Aw yeah, that’s right. A check for $6.99 came in the mail for me the other day, along with a letter reminding me that I’d filled out an online claim to be a part of Wilson v. Airborne, Inc., et al.

A 2006 ABC News investigation busted the company behind Airborne, a cold treatment with a cutesy backstory, for making false claims about its effectiveness. The company urged users to dissolve Airborne tablets in water and drink the mix at the first sign of a cold, and said its symptom-smashing powers were confirmed in a double-blind, placebo-controlled study conducted by GNG Pharmaceutical Services.

ABC News checked on GNG and found fishiness: It was a two-man operation that had started up specifically to test Airborne. GNG had no clinic and employed no doctors or scientists, and one operator’s assertion that he graduated from Indiana University was denied by the school.

The subsequent class-action lawsuit made it possible for consumers to claim a 100 percent refund on all Airborne they’d ever bought if they still had the proofs of purchase (who does?). Those who didn’t have proof were allowed to claim up to six boxes of the product.

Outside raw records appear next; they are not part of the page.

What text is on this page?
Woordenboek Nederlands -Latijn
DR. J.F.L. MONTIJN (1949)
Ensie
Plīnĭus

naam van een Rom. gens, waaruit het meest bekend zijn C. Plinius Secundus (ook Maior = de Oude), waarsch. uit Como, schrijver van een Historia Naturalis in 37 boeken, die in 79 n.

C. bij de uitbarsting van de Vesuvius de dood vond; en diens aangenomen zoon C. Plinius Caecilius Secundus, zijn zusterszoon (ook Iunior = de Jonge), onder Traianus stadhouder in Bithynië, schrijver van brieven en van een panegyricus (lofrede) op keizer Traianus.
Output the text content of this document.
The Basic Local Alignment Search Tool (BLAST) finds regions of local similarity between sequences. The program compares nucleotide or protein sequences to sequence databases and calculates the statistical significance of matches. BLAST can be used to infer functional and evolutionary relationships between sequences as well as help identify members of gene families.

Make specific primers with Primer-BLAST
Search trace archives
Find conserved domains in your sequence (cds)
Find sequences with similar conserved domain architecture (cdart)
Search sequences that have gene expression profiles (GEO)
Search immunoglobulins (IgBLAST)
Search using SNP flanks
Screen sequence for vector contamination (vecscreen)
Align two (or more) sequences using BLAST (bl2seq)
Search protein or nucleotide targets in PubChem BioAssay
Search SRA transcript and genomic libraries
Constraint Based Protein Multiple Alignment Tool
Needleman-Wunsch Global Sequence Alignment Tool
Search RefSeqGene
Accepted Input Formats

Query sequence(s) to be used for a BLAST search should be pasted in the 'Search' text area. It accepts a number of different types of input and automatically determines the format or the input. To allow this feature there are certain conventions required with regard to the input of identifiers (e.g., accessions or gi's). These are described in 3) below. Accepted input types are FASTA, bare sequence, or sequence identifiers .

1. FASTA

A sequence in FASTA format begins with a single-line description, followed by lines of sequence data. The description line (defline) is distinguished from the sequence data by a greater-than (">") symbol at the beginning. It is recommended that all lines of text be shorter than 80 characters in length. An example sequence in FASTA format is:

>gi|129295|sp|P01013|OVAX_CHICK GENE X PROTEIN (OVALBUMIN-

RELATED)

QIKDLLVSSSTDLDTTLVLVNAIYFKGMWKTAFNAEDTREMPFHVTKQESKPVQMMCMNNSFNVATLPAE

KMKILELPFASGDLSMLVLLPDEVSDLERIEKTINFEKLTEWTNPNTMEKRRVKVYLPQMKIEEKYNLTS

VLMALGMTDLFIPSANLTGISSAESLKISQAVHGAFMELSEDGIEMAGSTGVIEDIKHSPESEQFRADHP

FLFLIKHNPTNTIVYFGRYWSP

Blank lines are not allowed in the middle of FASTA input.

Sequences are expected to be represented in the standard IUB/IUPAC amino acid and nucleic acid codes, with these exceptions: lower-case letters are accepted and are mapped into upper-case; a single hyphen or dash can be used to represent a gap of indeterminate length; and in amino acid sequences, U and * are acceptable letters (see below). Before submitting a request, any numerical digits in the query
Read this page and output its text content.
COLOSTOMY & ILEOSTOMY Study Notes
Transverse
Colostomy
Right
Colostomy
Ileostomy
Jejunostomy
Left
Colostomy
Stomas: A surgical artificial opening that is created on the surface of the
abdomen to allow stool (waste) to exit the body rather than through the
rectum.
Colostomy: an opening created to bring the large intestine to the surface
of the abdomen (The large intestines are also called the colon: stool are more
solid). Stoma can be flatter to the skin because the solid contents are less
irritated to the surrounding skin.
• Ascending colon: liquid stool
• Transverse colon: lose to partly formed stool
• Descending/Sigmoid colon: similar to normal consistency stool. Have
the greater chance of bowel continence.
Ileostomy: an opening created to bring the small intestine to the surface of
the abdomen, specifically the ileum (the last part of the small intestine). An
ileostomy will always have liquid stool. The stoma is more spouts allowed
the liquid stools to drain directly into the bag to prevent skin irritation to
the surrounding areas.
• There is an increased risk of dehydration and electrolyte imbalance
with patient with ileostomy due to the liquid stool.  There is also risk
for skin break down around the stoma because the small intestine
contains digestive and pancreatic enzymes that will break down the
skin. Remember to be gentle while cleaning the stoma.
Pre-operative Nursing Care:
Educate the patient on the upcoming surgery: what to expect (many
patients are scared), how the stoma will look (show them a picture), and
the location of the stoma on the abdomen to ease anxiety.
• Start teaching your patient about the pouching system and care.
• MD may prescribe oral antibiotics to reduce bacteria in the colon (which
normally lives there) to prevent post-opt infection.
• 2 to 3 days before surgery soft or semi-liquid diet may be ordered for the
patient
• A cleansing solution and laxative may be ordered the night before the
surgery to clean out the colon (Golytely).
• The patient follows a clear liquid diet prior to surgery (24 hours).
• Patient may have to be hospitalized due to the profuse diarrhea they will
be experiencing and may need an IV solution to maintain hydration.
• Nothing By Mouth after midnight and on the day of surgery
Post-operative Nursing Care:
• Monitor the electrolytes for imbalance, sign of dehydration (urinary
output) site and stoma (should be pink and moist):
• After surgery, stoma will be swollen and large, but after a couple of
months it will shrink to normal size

I know I bought Airborne at least once from the Walgreens at 39th Street and Broadway, so after a friend told me about the suit, I went online and claimed one purchase. (Nothing was stopping me from claiming all six, but I’ve got a major guilt complex. In middle school, I was hopelessly uncool because I wouldn’t shoplift, not even at Claire‘s.)

A colleague, estimating that he’d bought a crapload of Airborne over the years, shrewdly claimed all six and received his whopping check for fifty-some bucks on Monday.

And I’ve got a whole $6.99. I could buy a five dollar footlong or six craptastic items off Sonic’s dollar menu. But

I’m wondering what the next product will be that becomes the subject of a class-action suit. Any ideas? And can I buy it for $6.99?